CPC-200 was co-invented by Drs. Basu and Wilding, and collaborators, and is also being protected by WARF patent claims filed in the United States and certain foreign markets. CPC-200 has been pre-clinically developed as an oral, injectable or implantable drug candidate, specifically for patients with PCa for whom Androgen Deprivation Therapy may not be approved or appropriate. The small molecule polyamine oxidase inhibitor, CPC-200, effectively blocks androgen-induced reactive oxygen species (ROS) production in human PCa cells, as well as significantly delays PCa progression and death in TRAMP mice developing spontaneous PCa. These data show that polyamine oxidation is not only a major pathway for ROS production in prostate, but inhibiting this pathway also successfully delays PCa progression. In animal prostate cancer model tests conducted to date, CPC-200 significantly increased survival time, time to tumour progression (one of the end-points for determining efficacy of anti-PCa drugs), and demonstrated the potential to be safe and likely free from pro-estrogenic negative side effects. These results were recently published by Dr. Hirak S, Basu and his collaborators in Cancer Research 2009; 69 (19).

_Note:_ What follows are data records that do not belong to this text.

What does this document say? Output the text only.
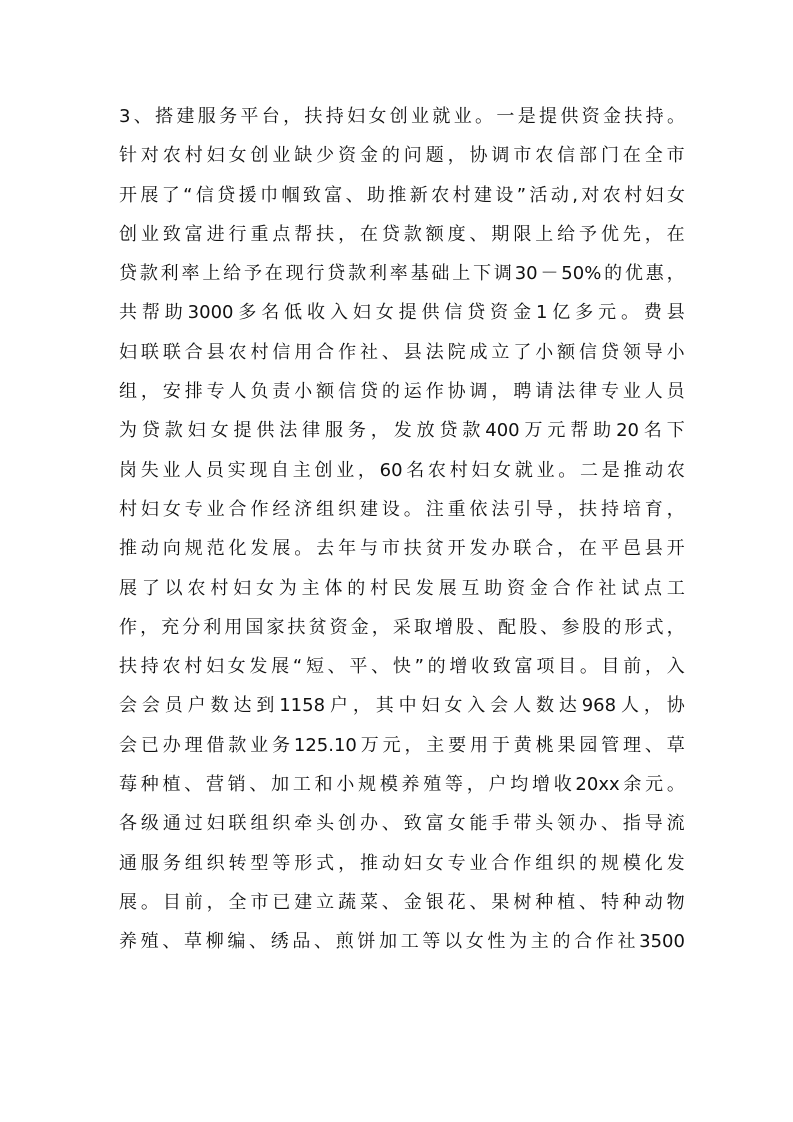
3 、 搭 建 服 务 平 台 ， 扶 持 妇 女 创 业 就 业 。 一 是 提 供 资 金 扶 持 。
针 对 农 村 妇 女 创 业 缺 少 资 金 的 问 题 ， 协 调 市 农 信 部 门 在 全 市
开 展 了 “ 信 贷 援 巾 帼 致 富 、 助 推 新 农 村 建 设 ” 活 动 , 对 农 村 妇 女
创 业 致 富 进 行 重 点 帮 扶 ， 在 贷 款 额 度 、 期 限 上 给 予 优 先 ， 在
贷 款 利 率 上 给 予 在 现 行 贷 款 利 率 基 础 上 下 调 30 － 50% 的 优 惠 ，
共 帮 助 3000 多 名 低 收 入 妇 女 提 供 信 贷 资 金 1 亿 多 元 。 费 县
妇 联 联 合 县 农 村 信 用 合 作 社 、 县 法 院 成 立 了 小 额 信 贷 领 导 小
组 ， 安 排 专 人 负 责 小 额 信 贷 的 运 作 协 调 ， 聘 请 法 律 专 业 人 员
为 贷 款 妇 女 提 供 法 律 服 务 ， 发 放 贷 款 400 万 元 帮 助 20 名 下
岗 失 业 人 员 实 现 自 主 创 业 ， 60 名 农 村 妇 女 就 业 。 二 是 推 动 农
村 妇 女 专 业 合 作 经 济 组 织 建 设 。 注 重 依 法 引 导 ， 扶 持 培 育 ，
推 动 向 规 范 化 发 展 。 去 年 与 市 扶 贫 开 发 办 联 合 ， 在 平 邑 县 开
展 了 以 农 村 妇 女 为 主 体 的 村 民 发 展 互 助 资 金 合 作 社 试 点 工
作 ， 充 分 利 用 国 家 扶 贫 资 金 ， 采 取 增 股 、 配 股 、 参 股 的 形 式 ，
扶 持 农 村 妇 女 发 展 “ 短 、 平 、 快 ” 的 增 收 致 富 项 目 。 目 前 ， 入
会 会 员 户 数 达 到 1158 户 ， 其 中 妇 女 入 会 人 数 达 968 人 ， 协
会 已 办 理 借 款 业 务 125.10 万 元 ， 主 要 用 于 黄 桃 果 园 管 理 、 草
莓 种 植 、 营 销 、 加 工 和 小 规 模 养 殖 等 ， 户 均 增 收 20xx 余 元 。
各 级 通 过 妇 联 组 织 牵 头 创 办 、 致 富 女 能 手 带 头 领 办 、 指 导 流
通 服 务 组 织 转 型 等 形 式 ， 推 动 妇 女 专 业 合 作 组 织 的 规 模 化 发
展 。 目 前 ， 全 市 已 建 立 蔬 菜 、 金 银 花 、 果 树 种 植 、 特 种 动 物
养 殖 、 草 柳 编 、 绣 品 、 煎 饼 加 工 等 以 女 性 为 主 的 合 作 社 3500
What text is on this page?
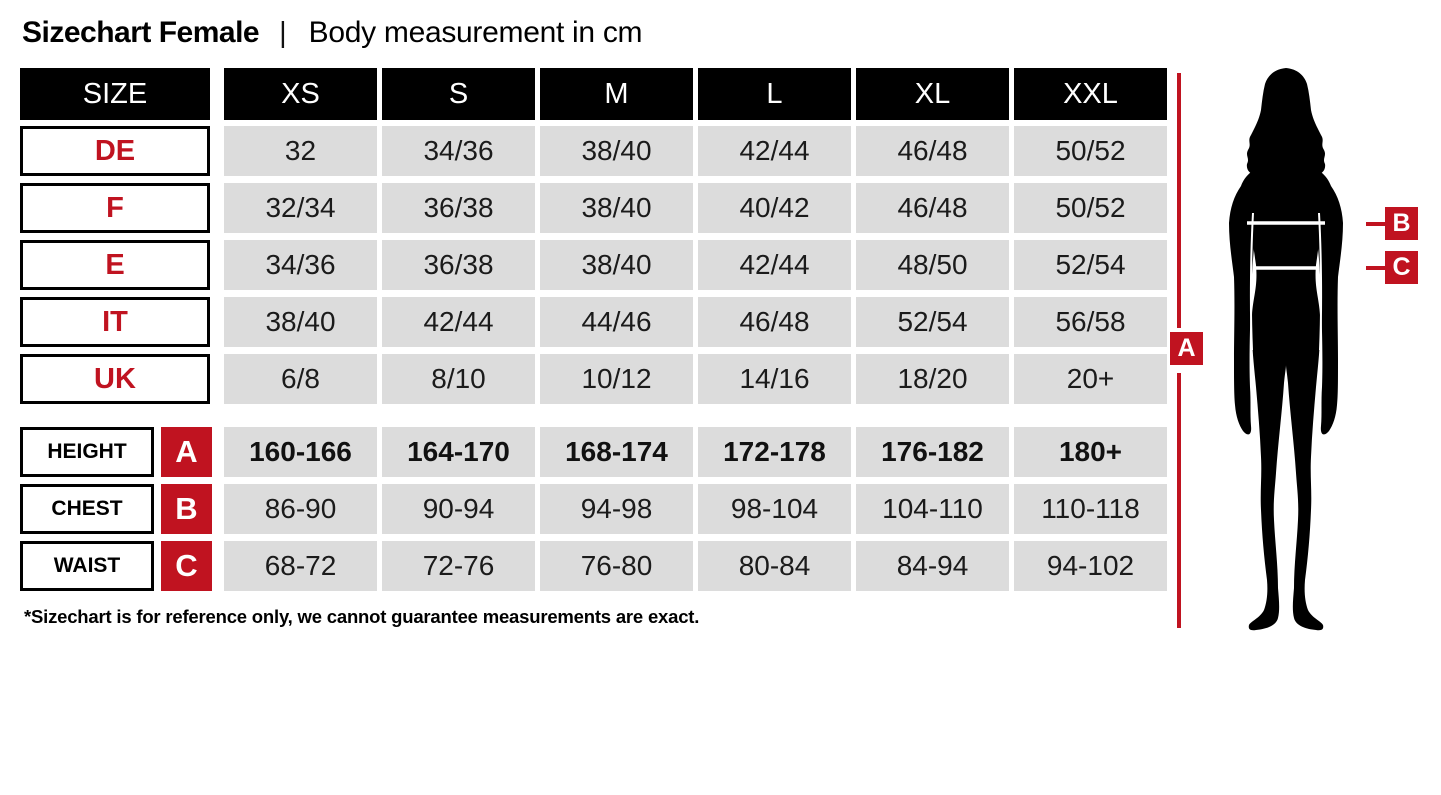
Sizechart Female | Body measurement in cm
SIZE	XS	S	M	L	XL	XXL
DE	32	34/36	38/40	42/44	46/48	50/52
F	32/34	36/38	38/40	40/42	46/48	50/52
E	34/36	36/38	38/40	42/44	48/50	52/54
IT	38/40	42/44	44/46	46/48	52/54	56/58
UK	6/8	8/10	10/12	14/16	18/20	20+
HEIGHT	A	160-166	164-170	168-174	172-178	176-182	180+
CHEST	B	86-90	90-94	94-98	98-104	104-110	110-118
WAIST	C	68-72	72-76	76-80	80-84	84-94	94-102
*Sizechart is for reference only, we cannot guarantee measurements are exact.
A
B
C
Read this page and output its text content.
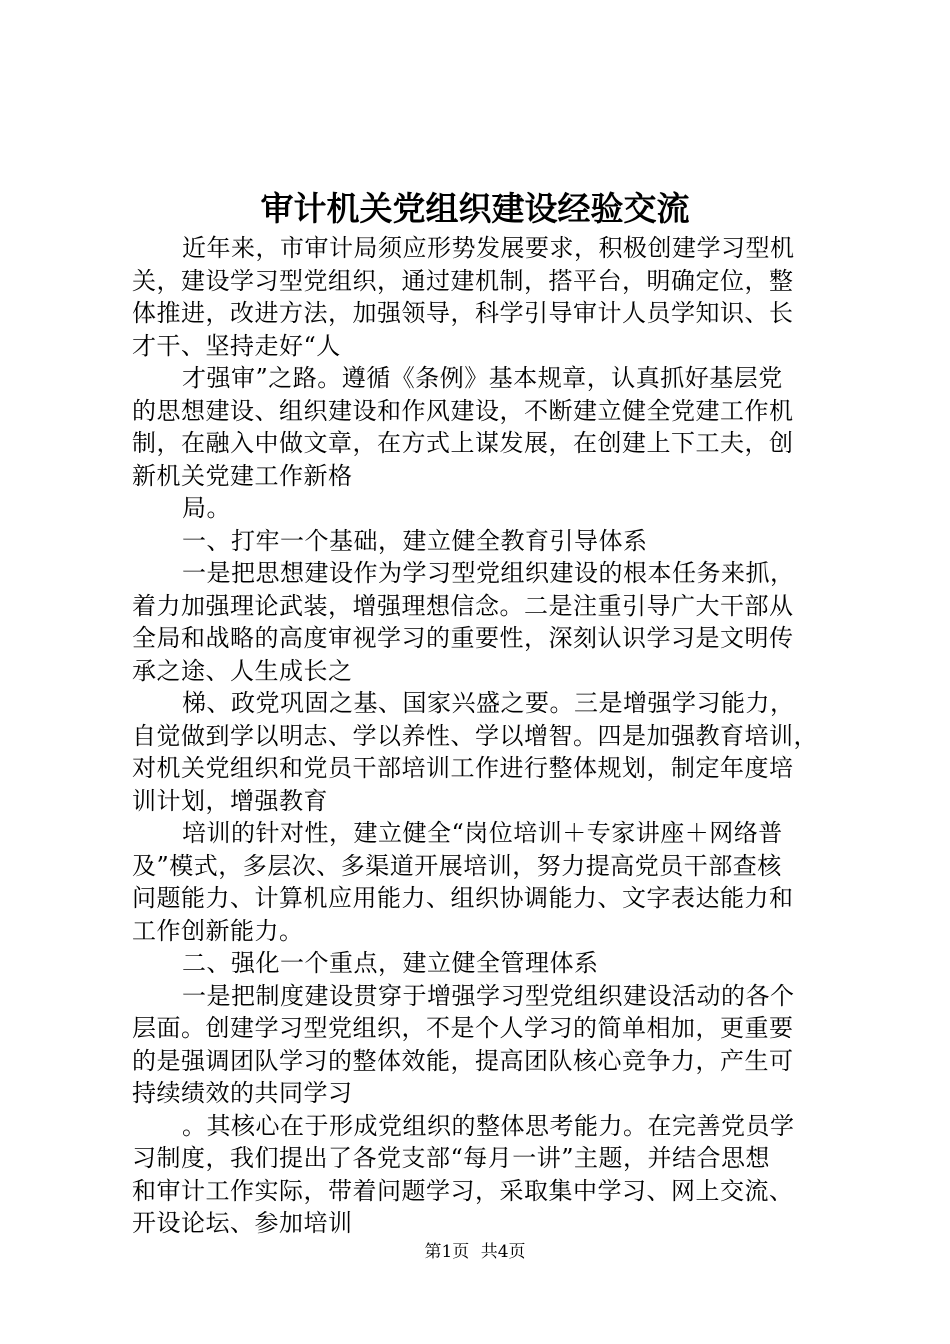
审计机关党组织建设经验交流
近年来，市审计局须应形势发展要求，积极创建学习型机
关，建设学习型党组织，通过建机制，搭平台，明确定位，整
体推进，改进方法，加强领导，科学引导审计人员学知识、长
才干、坚持走好“人
才强审”之路。遵循《条例》基本规章，认真抓好基层党
的思想建设、组织建设和作风建设，不断建立健全党建工作机
制，在融入中做文章，在方式上谋发展，在创建上下工夫，创
新机关党建工作新格
局。
一、打牢一个基础，建立健全教育引导体系
一是把思想建设作为学习型党组织建设的根本任务来抓，
着力加强理论武装，增强理想信念。二是注重引导广大干部从
全局和战略的高度审视学习的重要性，深刻认识学习是文明传
承之途、人生成长之
梯、政党巩固之基、国家兴盛之要。三是增强学习能力，
自觉做到学以明志、学以养性、学以增智。四是加强教育培训，
对机关党组织和党员干部培训工作进行整体规划，制定年度培
训计划，增强教育
培训的针对性，建立健全“岗位培训＋专家讲座＋网络普
及”模式，多层次、多渠道开展培训，努力提高党员干部查核
问题能力、计算机应用能力、组织协调能力、文字表达能力和
工作创新能力。
二、强化一个重点，建立健全管理体系
一是把制度建设贯穿于增强学习型党组织建设活动的各个
层面。创建学习型党组织，不是个人学习的简单相加，更重要
的是强调团队学习的整体效能，提高团队核心竞争力，产生可
持续绩效的共同学习
。其核心在于形成党组织的整体思考能力。在完善党员学
习制度，我们提出了各党支部“每月一讲”主题，并结合思想
和审计工作实际，带着问题学习，采取集中学习、网上交流、
开设论坛、参加培训
第1页 共4页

Adamis' strategy regarding CPC-100, CPC-200 and CPC-300 is to retain United States territorial rights, while out-licensing certain rights to other geographic territories. The clinical protocol for CPC-100 has been completed and the IND (Investigational New Drug) application is being scheduled for proposed discussion in 2010 with the FDA, assuming adequate funding and no unexpected delays.

Deirdre Y. Gillespie M.D., CEO of La Jolla Pharmaceutical Company, stated, "The proposed merger transaction between La Jolla and Adamis provides potential upside for La Jolla's stockholders as Adamis has current and anticipated future revenues from its recently launched epinephrine syringe and additional products in the pipeline. The in-licensing of these promising and innovative WARF drug candidates from Colby, for the treatment of prostate cancer, one of which should soon commence clinical trials this year, further enhances Adamis' potential. La Jolla's management and Board of Directors continue to recommend that our stockholders vote to approve the merger by February 26, 2010."